An equality body that supported a gay man in his legal battle against Ashers Bakery says it has been vindicated.
The chief commissioner of the Equality Commission, Michael Wardlow, claimed the landmark victory at a court in the North was clear and robust.
The Christian owners of the bakery were found to have discriminated against a gay man when they refused to make a cake carrying a slogan that promoted same-sex marriage.
Mr Wardlow said: “We want to act with generosity because this is the reason we are here. We are here to help people who could not otherwise help themselves.”
A judge at Belfast County Court found that Ashers Baking Company acted unlawfully by declining the request from gay rights activist Gareth Lee last year.
Ordering the company to pay damages of £500 (€695), district judge Isobel Brownlie said religious beliefs could not dictate the law.
Mr Wardlow said: “It sends out the signal confirming the law as we understood it. It says to people who take part in commercial enterprises that they must act within the anti-discrimination framework.
“The judge did say she respected the strongly held faith of those who work for Ashers but she said when she was applying the fair balance here it was clear, looking at case law, that the current anti-discrimination law provides that fair balance.
“This actually vindicates the reason for an organisation like the Equality Commission to be in existence.
“We started off by saying that we believed that there had been a discriminatory act. The judge has upheld it — that both under sexual orientation regulations, political and religious opinion, that there were discriminatory acts.”
Ashers owner Daniel McArthur said he was extremely disappointed.
“The ruling suggests that all business owners will have to be willing to promote any cause or campaign, no matter how much they disagree with it,” he said, claiming the commission had suggested businesses who acted like his should close down.
“That cannot be right but we won’t be closing down,” he said. “We certainly don’t think we have done anything wrong and we will be taking legal advice to consider our options.”

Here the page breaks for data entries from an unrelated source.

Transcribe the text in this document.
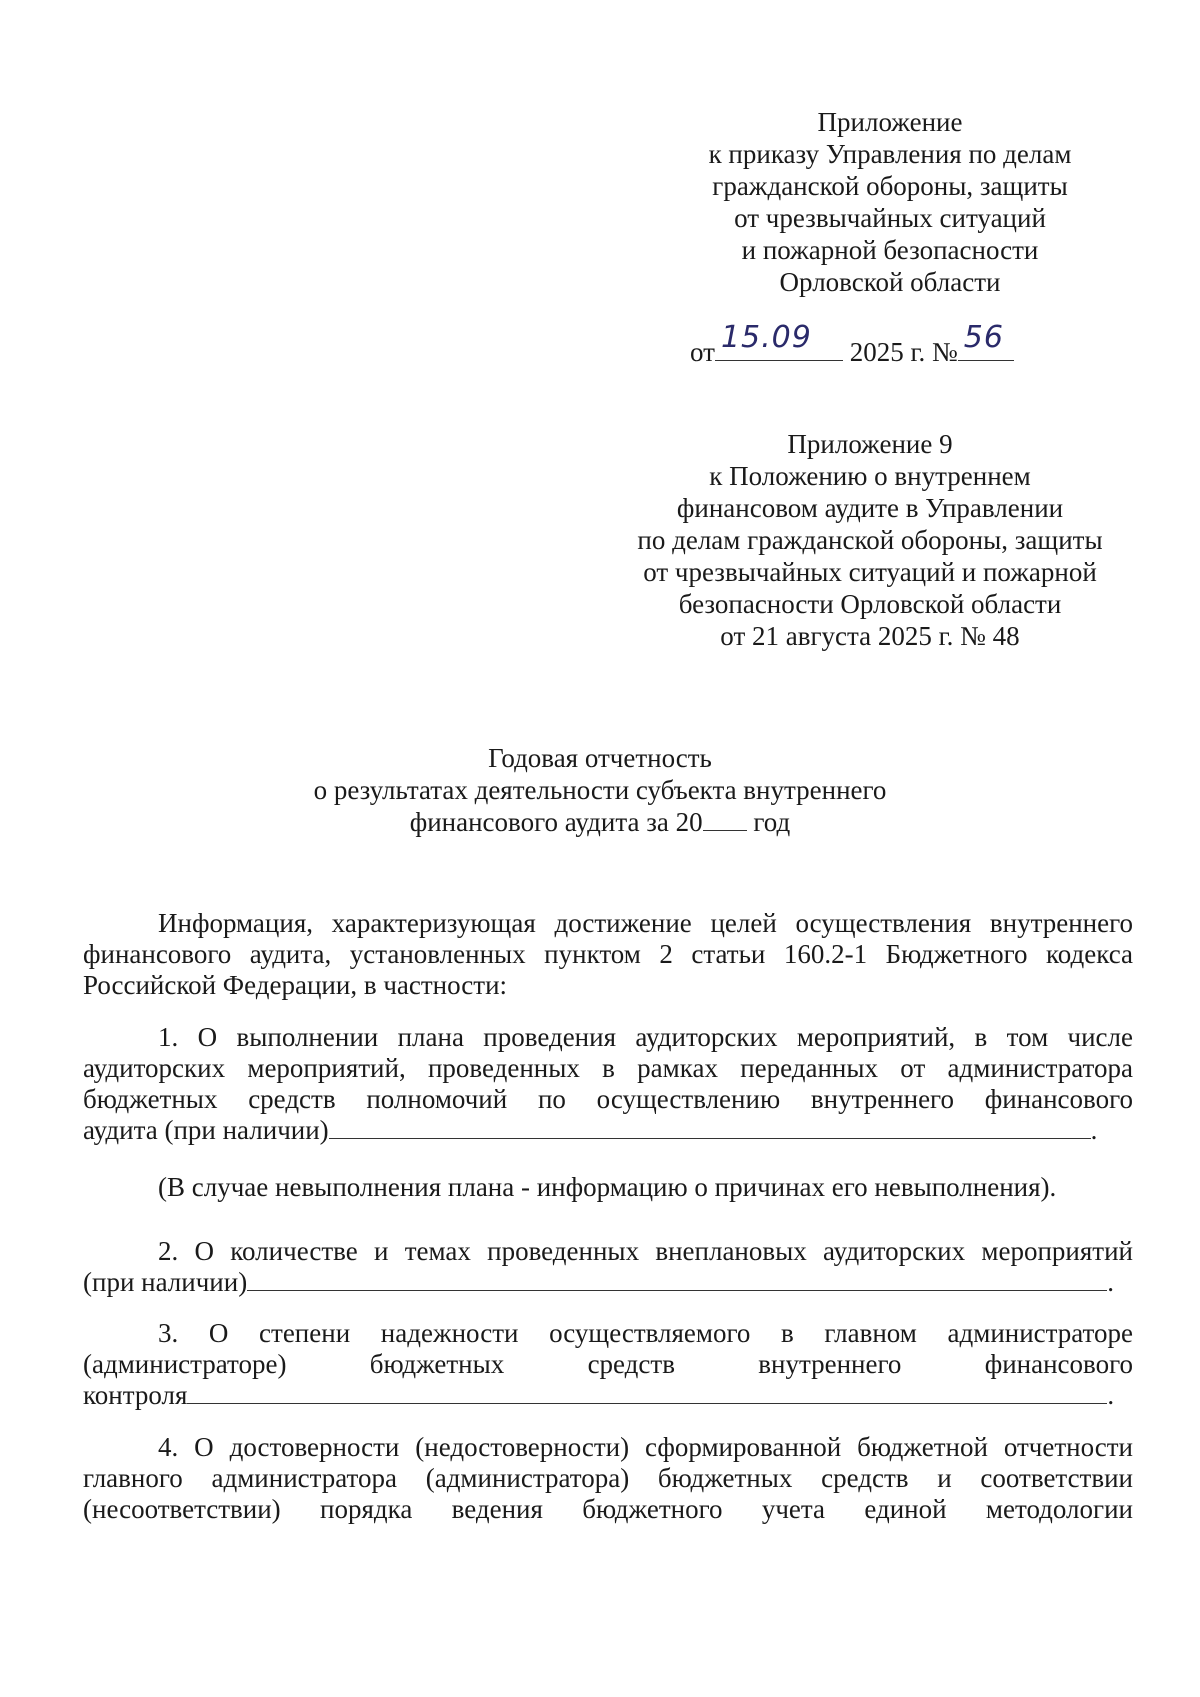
Приложение
к приказу Управления по делам
гражданской обороны, защиты
от чрезвычайных ситуаций
и пожарной безопасности
Орловской области
от 15.09 2025 г. № 56
Приложение 9
к Положению о внутреннем
финансовом аудите в Управлении
по делам гражданской обороны, защиты
от чрезвычайных ситуаций и пожарной
безопасности Орловской области
от 21 августа 2025 г. № 48
Годовая отчетность
о результатах деятельности субъекта внутреннего
финансового аудита за 20 год
Информация, характеризующая достижение целей осуществления внутреннего
финансового аудита, установленных пунктом 2 статьи 160.2-1 Бюджетного кодекса
Российской Федерации, в частности:
1. О выполнении плана проведения аудиторских мероприятий, в том числе
аудиторских мероприятий, проведенных в рамках переданных от администратора
бюджетных средств полномочий по осуществлению внутреннего финансового
аудита (при наличии)	.
(В случае невыполнения плана - информацию о причинах его невыполнения).
2. О количестве и темах проведенных внеплановых аудиторских мероприятий
(при наличии)	.
3. О степени надежности осуществляемого в главном администраторе
(администраторе) бюджетных средств внутреннего финансового
контроля	.
4. О достоверности (недостоверности) сформированной бюджетной отчетности
главного администратора (администратора) бюджетных средств и соответствии
(несоответствии) порядка ведения бюджетного учета единой методологии
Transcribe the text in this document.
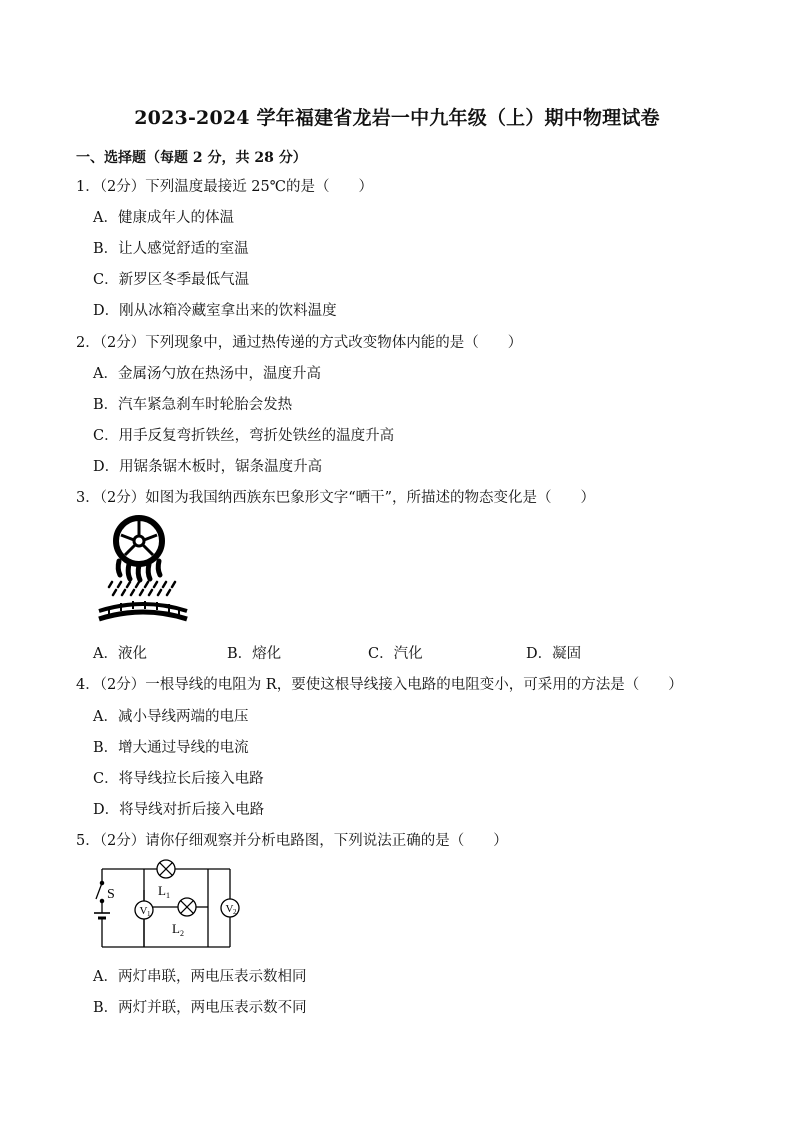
2023-2024 学年福建省龙岩一中九年级（上）期中物理试卷
一、选择题（每题 2 分，共 28 分）
1．（2分）下列温度最接近 25℃的是（　　）
A．健康成年人的体温
B．让人感觉舒适的室温
C．新罗区冬季最低气温
D．刚从冰箱冷藏室拿出来的饮料温度
2．（2分）下列现象中，通过热传递的方式改变物体内能的是（　　）
A．金属汤勺放在热汤中，温度升高
B．汽车紧急刹车时轮胎会发热
C．用手反复弯折铁丝，弯折处铁丝的温度升高
D．用锯条锯木板时，锯条温度升高
3．（2分）如图为我国纳西族东巴象形文字“晒干”，所描述的物态变化是（　　）
A．液化	B．熔化	C．汽化	D．凝固
4．（2分）一根导线的电阻为 R，要使这根导线接入电路的电阻变小，可采用的方法是（　　）
A．减小导线两端的电压
B．增大通过导线的电流
C．将导线拉长后接入电路
D．将导线对折后接入电路
5．（2分）请你仔细观察并分析电路图，下列说法正确的是（　　）
V 1	V 2
S	L 1
L 2
A．两灯串联，两电压表示数相同
B．两灯并联，两电压表示数不同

DUP assembly member Paul Givan accused the commission of using the “blunt instrument” of the courts to “drag” a Christian family through the legal process.
Robin Allen, who represented the commission in court, said if a bakery run by a gay man refused to ice a cake saying ‘support opposite-sex marriage’ it would be equally unlawful..
John O’Doherty from gay rights group the Rainbow Project said that while some people might be sympathetic to the position in which the company finds itself, it does not change the facts.
“The judge clearly articulated that this is direct discrimination for which there can be no justification.”